Мы с Владимиром Георгиевичем долго сохраняли дружество, ибо иллюзией чувств некогда спасли психику от растления и омертвения, украсив жизнь чувствами истинной влюбленности, чуть миновала жесточайшая полоса биологической борьбы за существование — голод и смрад быта. Окутывание эротики флером чувств тоже служило сопротивлением распаду личности, который был предусмотрен для заключенной в лагери интеллигенции.
Я это хорошо уже понимала и «подыгрывала» В. Г. в дальнейшей нашей лагерной переписке, которая, кстати сказать, была единственной возможностью писательства. Я нашла для него образ чайки, подсказанный мне в одинокие ночи в оледенелой анжерской каптерке контуром белоснежной птицы из инея на черном стекле окна. И переписка не обязывала меня ни к каким унижениям.

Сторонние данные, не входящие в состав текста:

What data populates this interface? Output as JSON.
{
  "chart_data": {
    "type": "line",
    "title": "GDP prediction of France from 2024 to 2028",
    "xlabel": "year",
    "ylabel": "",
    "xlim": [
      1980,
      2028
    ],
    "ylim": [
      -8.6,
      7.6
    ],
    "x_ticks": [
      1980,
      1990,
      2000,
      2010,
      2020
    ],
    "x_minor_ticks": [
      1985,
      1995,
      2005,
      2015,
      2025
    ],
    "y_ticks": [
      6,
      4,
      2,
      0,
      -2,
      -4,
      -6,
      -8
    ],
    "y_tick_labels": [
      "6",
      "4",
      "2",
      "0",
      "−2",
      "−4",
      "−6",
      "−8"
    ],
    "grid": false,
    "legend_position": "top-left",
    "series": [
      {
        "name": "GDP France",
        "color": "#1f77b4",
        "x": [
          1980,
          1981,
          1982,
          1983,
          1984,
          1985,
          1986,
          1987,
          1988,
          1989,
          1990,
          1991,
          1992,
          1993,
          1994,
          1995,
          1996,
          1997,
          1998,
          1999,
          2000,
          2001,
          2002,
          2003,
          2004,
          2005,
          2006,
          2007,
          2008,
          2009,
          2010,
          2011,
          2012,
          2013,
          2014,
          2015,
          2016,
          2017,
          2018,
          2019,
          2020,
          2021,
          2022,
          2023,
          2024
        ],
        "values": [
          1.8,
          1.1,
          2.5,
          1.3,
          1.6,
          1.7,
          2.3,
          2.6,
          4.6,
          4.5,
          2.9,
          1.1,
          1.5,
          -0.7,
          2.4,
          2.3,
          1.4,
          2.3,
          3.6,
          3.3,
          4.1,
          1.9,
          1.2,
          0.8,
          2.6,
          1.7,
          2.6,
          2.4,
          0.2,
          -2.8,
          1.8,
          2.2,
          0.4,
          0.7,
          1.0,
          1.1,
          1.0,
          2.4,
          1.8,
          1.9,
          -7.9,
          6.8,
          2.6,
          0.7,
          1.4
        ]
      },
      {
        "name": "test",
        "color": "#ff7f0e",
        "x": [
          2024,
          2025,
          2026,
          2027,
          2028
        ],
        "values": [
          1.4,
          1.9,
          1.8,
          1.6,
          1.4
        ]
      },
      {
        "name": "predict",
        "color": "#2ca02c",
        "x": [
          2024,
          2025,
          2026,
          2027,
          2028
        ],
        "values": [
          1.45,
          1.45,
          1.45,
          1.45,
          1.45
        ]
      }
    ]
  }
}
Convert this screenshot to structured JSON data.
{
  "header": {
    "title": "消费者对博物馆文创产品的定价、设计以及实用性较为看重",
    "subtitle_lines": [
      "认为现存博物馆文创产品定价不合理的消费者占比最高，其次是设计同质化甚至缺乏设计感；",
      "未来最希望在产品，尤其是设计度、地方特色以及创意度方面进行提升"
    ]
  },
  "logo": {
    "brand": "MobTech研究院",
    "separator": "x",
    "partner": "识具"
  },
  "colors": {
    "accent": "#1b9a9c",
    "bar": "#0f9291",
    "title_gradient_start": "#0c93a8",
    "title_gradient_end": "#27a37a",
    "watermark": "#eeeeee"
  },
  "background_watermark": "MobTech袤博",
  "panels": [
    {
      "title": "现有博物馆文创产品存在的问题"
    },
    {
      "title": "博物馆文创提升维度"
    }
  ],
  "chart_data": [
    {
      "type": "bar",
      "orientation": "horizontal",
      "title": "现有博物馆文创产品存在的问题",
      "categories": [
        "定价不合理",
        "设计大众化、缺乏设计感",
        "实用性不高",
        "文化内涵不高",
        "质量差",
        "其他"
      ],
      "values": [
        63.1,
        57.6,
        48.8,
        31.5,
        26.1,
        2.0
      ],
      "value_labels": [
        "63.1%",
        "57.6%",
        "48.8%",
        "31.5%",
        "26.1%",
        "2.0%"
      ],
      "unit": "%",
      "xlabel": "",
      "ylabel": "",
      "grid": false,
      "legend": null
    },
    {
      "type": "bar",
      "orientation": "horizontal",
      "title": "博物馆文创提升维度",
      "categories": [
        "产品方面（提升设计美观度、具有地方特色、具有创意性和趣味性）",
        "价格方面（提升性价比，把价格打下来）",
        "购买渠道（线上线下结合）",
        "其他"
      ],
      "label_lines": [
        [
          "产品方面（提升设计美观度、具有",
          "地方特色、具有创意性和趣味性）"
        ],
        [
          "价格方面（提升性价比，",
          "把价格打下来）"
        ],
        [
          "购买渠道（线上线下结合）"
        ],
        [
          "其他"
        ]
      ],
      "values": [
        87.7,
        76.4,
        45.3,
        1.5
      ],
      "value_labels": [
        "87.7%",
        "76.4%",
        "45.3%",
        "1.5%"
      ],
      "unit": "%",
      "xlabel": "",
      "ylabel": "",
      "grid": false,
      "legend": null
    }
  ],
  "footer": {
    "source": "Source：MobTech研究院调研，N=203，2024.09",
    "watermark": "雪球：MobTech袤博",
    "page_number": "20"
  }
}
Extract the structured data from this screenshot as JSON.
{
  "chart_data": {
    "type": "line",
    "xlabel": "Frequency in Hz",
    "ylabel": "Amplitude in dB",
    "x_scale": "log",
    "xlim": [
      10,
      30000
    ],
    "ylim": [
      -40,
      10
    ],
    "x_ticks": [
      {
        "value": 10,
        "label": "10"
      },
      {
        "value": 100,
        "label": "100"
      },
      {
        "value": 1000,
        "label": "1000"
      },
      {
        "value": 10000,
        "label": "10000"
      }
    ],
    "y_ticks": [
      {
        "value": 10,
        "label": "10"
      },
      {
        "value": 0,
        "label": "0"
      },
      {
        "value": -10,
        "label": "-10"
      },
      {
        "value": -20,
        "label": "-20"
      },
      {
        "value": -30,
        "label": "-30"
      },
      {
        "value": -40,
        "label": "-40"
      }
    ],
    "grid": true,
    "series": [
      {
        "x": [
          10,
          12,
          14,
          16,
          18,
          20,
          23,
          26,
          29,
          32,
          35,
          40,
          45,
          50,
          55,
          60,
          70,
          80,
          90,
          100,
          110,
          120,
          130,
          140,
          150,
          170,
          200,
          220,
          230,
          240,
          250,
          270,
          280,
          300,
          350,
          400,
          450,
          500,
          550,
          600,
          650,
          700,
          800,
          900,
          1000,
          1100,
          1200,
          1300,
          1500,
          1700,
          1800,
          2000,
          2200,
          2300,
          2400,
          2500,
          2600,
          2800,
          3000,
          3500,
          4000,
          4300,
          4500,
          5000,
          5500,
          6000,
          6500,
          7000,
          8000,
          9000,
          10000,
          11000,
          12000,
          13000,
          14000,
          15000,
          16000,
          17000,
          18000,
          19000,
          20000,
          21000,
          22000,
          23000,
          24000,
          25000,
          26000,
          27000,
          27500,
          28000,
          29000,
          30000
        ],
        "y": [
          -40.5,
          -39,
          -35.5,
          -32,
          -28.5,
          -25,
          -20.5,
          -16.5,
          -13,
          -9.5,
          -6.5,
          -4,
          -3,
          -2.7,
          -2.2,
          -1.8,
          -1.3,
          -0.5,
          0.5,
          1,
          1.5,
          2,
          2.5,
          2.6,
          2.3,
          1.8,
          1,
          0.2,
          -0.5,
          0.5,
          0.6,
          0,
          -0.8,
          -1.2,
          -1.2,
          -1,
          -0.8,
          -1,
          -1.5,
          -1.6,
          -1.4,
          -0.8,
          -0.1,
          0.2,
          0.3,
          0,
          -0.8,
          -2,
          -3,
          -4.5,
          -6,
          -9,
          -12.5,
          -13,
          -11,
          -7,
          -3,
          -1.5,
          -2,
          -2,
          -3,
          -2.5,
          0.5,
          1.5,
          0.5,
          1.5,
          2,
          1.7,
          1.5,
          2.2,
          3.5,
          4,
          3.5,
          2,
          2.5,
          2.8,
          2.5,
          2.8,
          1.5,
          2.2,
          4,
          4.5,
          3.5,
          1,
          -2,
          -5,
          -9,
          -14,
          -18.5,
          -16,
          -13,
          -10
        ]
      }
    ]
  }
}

Он писал много и красиво, посылал свои стихи с рыдающими интонациями. Чтобы проверить не теряются ли письма, мы их нумеровали: опус 1, опус 2. Прибежала девка-цензорша: «Что это за шифр: «ор-2», «ор-8..?». Пришлось объяснить. «Вот я вам завидую: ка-ак он вас лю-бит!»
Цензоров мы обычно игнорировали, как животных, не стеснялись. Еще в Белово цензор, принося мне послания мужа, сказал однажды: «Читая ваши письма, я понял, что такое муж и жена».
Версифицировала и я, благо в каптерке впервые в лагерях была одна:
К тому времени образ мужа стал именно «образом», идеалом, «звездою», нереальным, уже почти не представляемым, но прочно сидящим в сознании. И все-таки живое, рядом горящее чувство В. Г. вытеснить его никак не сумело. Долг, долг, долг руководил мною с момента нашей разлуки в Лиенце. Как я оказалась наказана потом! Мы стали другими, новыми, во многом чужими.
Имела неосторожность в письме рассказать мужу о моем «романе». Он так и не смог понять, что в поединке трех сердец, трех человеческих душ победитель — он!
Борьба за театр и возвращение актрис продолжалась. Иванов и В. Г. делали «ходы конем». Р. было сказано: «Если не вернут меня, театру — не быть!» Ведь И. А. был у В. Г. «на крючке» с Соней, которую вместе с Леночкой привозили с Зиминки на отрывки из игранных спектаклей. А желание вернуться в театр становилось для меня не только вопросом возвращение к «себе подобным», к творчеству, но вопросом спасения жизни: я переболела бруцеллезом и с должности сестры слетела.
2. «Ход конем»
Мы кололи лед. Не помню, как называлась река в Анжеро-Судженске, на которой мы в тот день работали. Всю зиму кайлили и грузили «гравер» (гравий), несколько раз лопатили цемент — работа, при которой я получила жесточайший гнойный конъюктивит и совершенно навсегда потеряла голос, прежде богато интонированный. Чистили грейдер — шоссе от космических снегов — многие километры тяжелейшего труда. Причем в торопливости, при огромных каторжных нормах, когда медленно работать запрещалось. Со стороны зеков не могу припомнить прямой жестокости обращения со мной лично, но всегда ко мне, как к трудяге, отношение было ироническое, хотя, втянувшись, я работала, пожалуй, не хуже других. Но ко мне был какой-то «особый счет», от чужих. Те, которые знали меня в ипостаси сестры и актрисы, безоговорочно шли мне навстречу: «Борисовна работает изо всех сил, но процентов — ноль», — говорили бригадиры из наших.
В солнечный предпасхальный день, когда повсюду уже текло, бригаду послали на реку, кайлить и грузить лед для каких-то охлаждающих целей (холодильников в массовом потреблении еще не было).
Снежный матовый покров стаял, и лед, толщиною с полуэтаж дома сверкал, зеленовато- жемчужный, в солнечных лучах слепил глаза. Торопили: с заготовкой льда запаздывали, нормы дали огромные.
Самые в бригадах здоровенные девахи кайлили, пилили лед, разбивали крупные отломы кувалдами, ударяя по пешням. Звон и визжанье пил разносились далеко по реке с низкими берегами, и вблизи слышалось надсадное дыхание женщин с кувалдами. Все искрилось, звенело, пронизанное солнцем, но радости не было.